Il termine eroe non è una parola che uso con leggerezza. Alex Zanardi lo era. E chiunque provi a contestare questa affermazione non cambierà la mia opinione.

Zanardi, pilota italiano di fama mondiale, ci ha lasciati la scorsa settimana. Questo articolo potrebbe sembrare più lungo del necessario, ma non me ne pento. Chiedo solo un po’ di pazienza ai lettori.

Gli inizi in Formula 1: tra alti e bassi

Alex Zanardi ha debuttato in Formula 1 nel 1991, correndo per Minardi, Tyrrell e Lotus. Nonostante il talento, la sua carriera fu segnata da scelte discutibili, sfortuna e team con cui non riuscì mai a trovare un’intesa perfetta. Nel 1992, con la Jordan, sembrava finalmente sul punto di sfondare, ma l’arrivo di Maurício Gugelmin con un ingente budget lo costrinse a lasciare il sedile. Nel 1999 fece un ultimo tentativo in F1 con la Williams, ma senza successo.

Il riscatto negli Stati Uniti: l’ascesa nell’IndyCar

Il vero cambiamento arrivò nel 1995, quando Zanardi si trasferì in America per correre nella serie CART IndyCar. La sua consacrazione arrivò nel 1996, quando Chip Ganassi Racing lo mise sotto contratto. Quell’anno fu straordinario: tre vittorie, sei pole position e il terzo posto nella classifica piloti. Ma fu la sua ultima vittoria della stagione a entrare nella leggenda. Al Laguna Seca, Zanardi sorpassò Bryan Herta all’ultima curva, tagliando la strada attraverso il terriccio prima di rientrare in pista. Un gesto audace che gli valse il titolo di Rookie of the Year e che, ironicamente, portò la CART a vietare quel tipo di manovra.

La sua popolarità esplose. Nel 1997 vinse cinque gare e il campionato, bissando il successo nel 1998 con sette vittorie. Le sue interviste erano piene di entusiasmo, di passione per la velocità e per la vita. Dopo ogni vittoria, Zanardi era solito festeggiare con delle doughnuts, un’abitudine che divenne un simbolo del suo carattere indomito.

Il ritorno in Europa e il legame con i fan americani

Quando Zanardi firmò per la Williams nel 1999, molti fan statunitensi rimasero delusi. Tuttavia, la sua popolarità negli USA era ormai consolidata. Nonostante le critiche di chi lo considerava solo un pilota italiano, Zanardi era diventato un simbolo per gli appassionati di IndyCar oltreoceano. La sua storia dimostrava che il talento non ha confini.

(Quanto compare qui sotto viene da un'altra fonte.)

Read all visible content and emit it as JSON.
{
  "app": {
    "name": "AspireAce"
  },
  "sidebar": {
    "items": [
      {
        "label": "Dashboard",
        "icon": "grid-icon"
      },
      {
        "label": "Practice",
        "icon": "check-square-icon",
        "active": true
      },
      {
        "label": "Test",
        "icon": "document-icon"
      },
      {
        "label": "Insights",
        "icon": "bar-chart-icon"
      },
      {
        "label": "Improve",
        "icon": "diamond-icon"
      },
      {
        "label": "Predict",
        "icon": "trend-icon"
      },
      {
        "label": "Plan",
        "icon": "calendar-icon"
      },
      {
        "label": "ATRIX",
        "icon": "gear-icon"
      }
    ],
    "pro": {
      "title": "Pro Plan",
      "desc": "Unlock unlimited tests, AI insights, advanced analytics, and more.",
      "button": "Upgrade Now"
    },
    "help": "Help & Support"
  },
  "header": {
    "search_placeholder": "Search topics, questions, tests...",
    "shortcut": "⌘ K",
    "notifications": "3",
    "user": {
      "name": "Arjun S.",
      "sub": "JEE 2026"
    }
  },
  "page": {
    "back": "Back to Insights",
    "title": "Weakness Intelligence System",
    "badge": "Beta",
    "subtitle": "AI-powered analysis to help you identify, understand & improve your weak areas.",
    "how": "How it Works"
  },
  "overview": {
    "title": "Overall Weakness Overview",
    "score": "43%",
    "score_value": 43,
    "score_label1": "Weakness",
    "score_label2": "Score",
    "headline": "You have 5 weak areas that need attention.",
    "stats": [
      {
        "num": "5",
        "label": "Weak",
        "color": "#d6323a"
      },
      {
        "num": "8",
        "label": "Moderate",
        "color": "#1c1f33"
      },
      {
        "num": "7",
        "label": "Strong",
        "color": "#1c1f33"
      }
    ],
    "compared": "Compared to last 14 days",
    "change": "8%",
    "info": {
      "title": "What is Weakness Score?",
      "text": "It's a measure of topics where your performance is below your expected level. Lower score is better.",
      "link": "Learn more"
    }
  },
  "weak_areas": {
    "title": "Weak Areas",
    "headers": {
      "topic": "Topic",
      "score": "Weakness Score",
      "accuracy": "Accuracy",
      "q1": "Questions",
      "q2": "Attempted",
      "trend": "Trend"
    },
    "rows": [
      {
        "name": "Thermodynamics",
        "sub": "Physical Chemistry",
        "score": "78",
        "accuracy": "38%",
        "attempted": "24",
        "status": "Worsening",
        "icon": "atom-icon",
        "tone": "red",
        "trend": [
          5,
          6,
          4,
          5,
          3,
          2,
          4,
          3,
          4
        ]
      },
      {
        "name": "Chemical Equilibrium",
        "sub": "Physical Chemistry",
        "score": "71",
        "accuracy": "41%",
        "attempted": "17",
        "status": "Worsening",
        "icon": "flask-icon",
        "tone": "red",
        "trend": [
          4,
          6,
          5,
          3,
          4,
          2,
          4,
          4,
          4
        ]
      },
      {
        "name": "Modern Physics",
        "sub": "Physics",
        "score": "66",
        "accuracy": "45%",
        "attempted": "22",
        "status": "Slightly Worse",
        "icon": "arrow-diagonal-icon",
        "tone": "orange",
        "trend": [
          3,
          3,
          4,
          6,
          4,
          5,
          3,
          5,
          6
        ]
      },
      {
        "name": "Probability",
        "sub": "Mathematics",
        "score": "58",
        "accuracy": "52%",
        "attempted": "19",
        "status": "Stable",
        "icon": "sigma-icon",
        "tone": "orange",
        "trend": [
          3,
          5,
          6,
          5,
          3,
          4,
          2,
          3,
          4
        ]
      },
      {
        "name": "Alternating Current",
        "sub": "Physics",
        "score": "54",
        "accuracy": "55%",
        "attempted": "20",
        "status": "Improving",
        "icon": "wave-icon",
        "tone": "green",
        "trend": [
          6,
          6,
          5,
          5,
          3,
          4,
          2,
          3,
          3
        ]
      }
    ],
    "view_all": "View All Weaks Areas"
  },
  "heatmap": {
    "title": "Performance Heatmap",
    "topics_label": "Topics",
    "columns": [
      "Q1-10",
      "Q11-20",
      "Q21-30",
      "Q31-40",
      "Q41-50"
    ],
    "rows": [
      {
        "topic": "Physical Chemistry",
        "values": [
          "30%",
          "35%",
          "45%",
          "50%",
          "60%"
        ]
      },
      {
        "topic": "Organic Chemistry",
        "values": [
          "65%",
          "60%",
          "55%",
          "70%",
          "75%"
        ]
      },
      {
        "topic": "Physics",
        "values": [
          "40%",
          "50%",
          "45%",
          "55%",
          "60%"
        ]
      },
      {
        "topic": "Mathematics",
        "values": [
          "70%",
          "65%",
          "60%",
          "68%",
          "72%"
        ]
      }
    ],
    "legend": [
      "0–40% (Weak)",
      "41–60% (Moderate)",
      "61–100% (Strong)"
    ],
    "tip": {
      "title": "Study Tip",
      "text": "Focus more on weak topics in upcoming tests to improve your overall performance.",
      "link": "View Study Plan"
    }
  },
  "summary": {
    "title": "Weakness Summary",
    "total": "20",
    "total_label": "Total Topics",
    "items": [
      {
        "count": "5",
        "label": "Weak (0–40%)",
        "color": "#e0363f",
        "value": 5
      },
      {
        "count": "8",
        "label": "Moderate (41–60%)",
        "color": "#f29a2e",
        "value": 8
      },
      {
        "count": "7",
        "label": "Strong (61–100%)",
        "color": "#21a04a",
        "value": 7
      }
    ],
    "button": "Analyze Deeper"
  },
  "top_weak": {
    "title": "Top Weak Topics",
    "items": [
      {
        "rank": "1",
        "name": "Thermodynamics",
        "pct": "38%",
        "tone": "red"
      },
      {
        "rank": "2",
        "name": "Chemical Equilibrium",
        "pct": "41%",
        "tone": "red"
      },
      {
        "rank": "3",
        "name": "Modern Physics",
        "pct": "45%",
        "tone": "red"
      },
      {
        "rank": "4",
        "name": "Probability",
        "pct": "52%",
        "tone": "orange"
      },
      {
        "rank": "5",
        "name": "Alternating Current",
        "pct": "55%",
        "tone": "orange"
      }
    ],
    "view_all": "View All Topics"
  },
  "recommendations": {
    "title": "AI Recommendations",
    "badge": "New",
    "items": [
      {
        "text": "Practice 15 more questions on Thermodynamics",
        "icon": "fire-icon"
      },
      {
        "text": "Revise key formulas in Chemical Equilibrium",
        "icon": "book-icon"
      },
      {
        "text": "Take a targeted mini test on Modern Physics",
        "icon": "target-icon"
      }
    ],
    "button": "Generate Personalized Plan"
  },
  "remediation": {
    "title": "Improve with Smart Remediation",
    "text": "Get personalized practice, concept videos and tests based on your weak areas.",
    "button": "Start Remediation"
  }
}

«Zanardi non era solo un pilota. Era un esempio di resilienza e gioia di vivere. Anche dopo la tragedia, ha continuato a ispirare con il suo sorriso e la sua determinazione.»

La sua carriera è stata segnata da alti e bassi, ma la sua forza d’animo ha sempre prevalso. Dopo il grave incidente del 2001 che gli costò l’amputazione delle gambe, Zanardi tornò a competere, questa volta nelle gare endurance per auto sportive e persino nei Giochi Paralimpici, vincendo due ori nel ciclismo su strada.

Alex Zanardi non è stato solo un campione su pista. È stato un uomo che ha trasformato la sofferenza in forza, dimostrando che la vera vittoria non è solo quella in una gara, ma nella vita.